My Lords, I refer to my interest as pro-chancellor of Lancaster University. I very much regret that I was not here for the earlier debates. The reason was that I was present at the funeral of Lord Taylor of Blackburn, who was for many years deputy pro-chancellor of the university I presently chair and, more significantly, played a very important role in the foundation of the University of Lancaster, one of the Robbins universities. He saw that the creation of these universities enabled the extension of opportunity. We at Lancaster certainly think that that is the job we are doing, because of the high proportion of pupils from state schools we have, at the same time achieving high standards of academic excellence. I put that on record and apologise that I was not here earlier.

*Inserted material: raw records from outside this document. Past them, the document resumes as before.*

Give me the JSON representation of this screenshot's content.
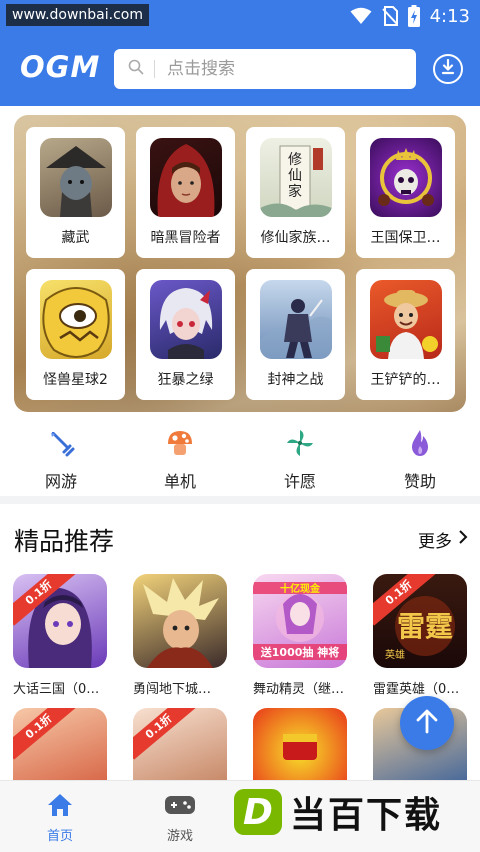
{
  "status_bar": {
    "watermark": "www.downbai.com",
    "time": "4:13"
  },
  "header": {
    "logo": "OGM",
    "search_placeholder": "点击搜索"
  },
  "featured": [
    {
      "name": "藏武",
      "icon": "ronin-portrait"
    },
    {
      "name": "暗黑冒险者",
      "icon": "red-hood-portrait"
    },
    {
      "name": "修仙家族…",
      "icon": "calligraphy-scroll"
    },
    {
      "name": "王国保卫…",
      "icon": "skull-tower"
    },
    {
      "name": "怪兽星球2",
      "icon": "yellow-monster"
    },
    {
      "name": "狂暴之绿",
      "icon": "white-hair-girl"
    },
    {
      "name": "封神之战",
      "icon": "knight-silhouette"
    },
    {
      "name": "王铲铲的…",
      "icon": "farmer-character"
    }
  ],
  "categories": [
    {
      "label": "网游",
      "icon": "sword-icon",
      "color": "#3a6fd8"
    },
    {
      "label": "单机",
      "icon": "mushroom-icon",
      "color": "#f07a3a"
    },
    {
      "label": "许愿",
      "icon": "pinwheel-icon",
      "color": "#2ea884"
    },
    {
      "label": "赞助",
      "icon": "flame-icon",
      "color": "#8a5ad8"
    }
  ],
  "section": {
    "title": "精品推荐",
    "more": "更多"
  },
  "games_row1": [
    {
      "name": "大话三国（0…",
      "tag": "0.1折"
    },
    {
      "name": "勇闯地下城…",
      "tag": ""
    },
    {
      "name": "舞动精灵（继…",
      "tag": ""
    },
    {
      "name": "雷霆英雄（0…",
      "tag": "0.1折"
    }
  ],
  "games_row2": [
    {
      "tag": "0.1折"
    },
    {
      "tag": "0.1折"
    },
    {
      "tag": ""
    },
    {
      "tag": ""
    }
  ],
  "game_banners": {
    "row1_3": "十亿现金 送1000抽 神将",
    "row1_4_title": "雷霆",
    "row1_4_sub": "英雄"
  },
  "bottom_nav": [
    {
      "label": "首页",
      "icon": "home-icon",
      "active": true
    },
    {
      "label": "游戏",
      "icon": "gamepad-icon",
      "active": false
    }
  ],
  "brand": {
    "badge": "D",
    "text": "当百下载"
  },
  "colors": {
    "primary": "#3a7be8",
    "tag_red": "#e63a2e"
  }
}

I very much support the thrust of what my noble friend Lord Stevenson is driving at in his amendments. If the Office for Students is to exist, it must be composed of people of the highest calibre. It must reflect the full range of concerns in higher education—and I very much agree with the speech that the noble Baroness, Lady Bakewell, has just made about the importance of part-time education. That has been reflected, and it is one of the things that I would like us to do far more of in my own institution.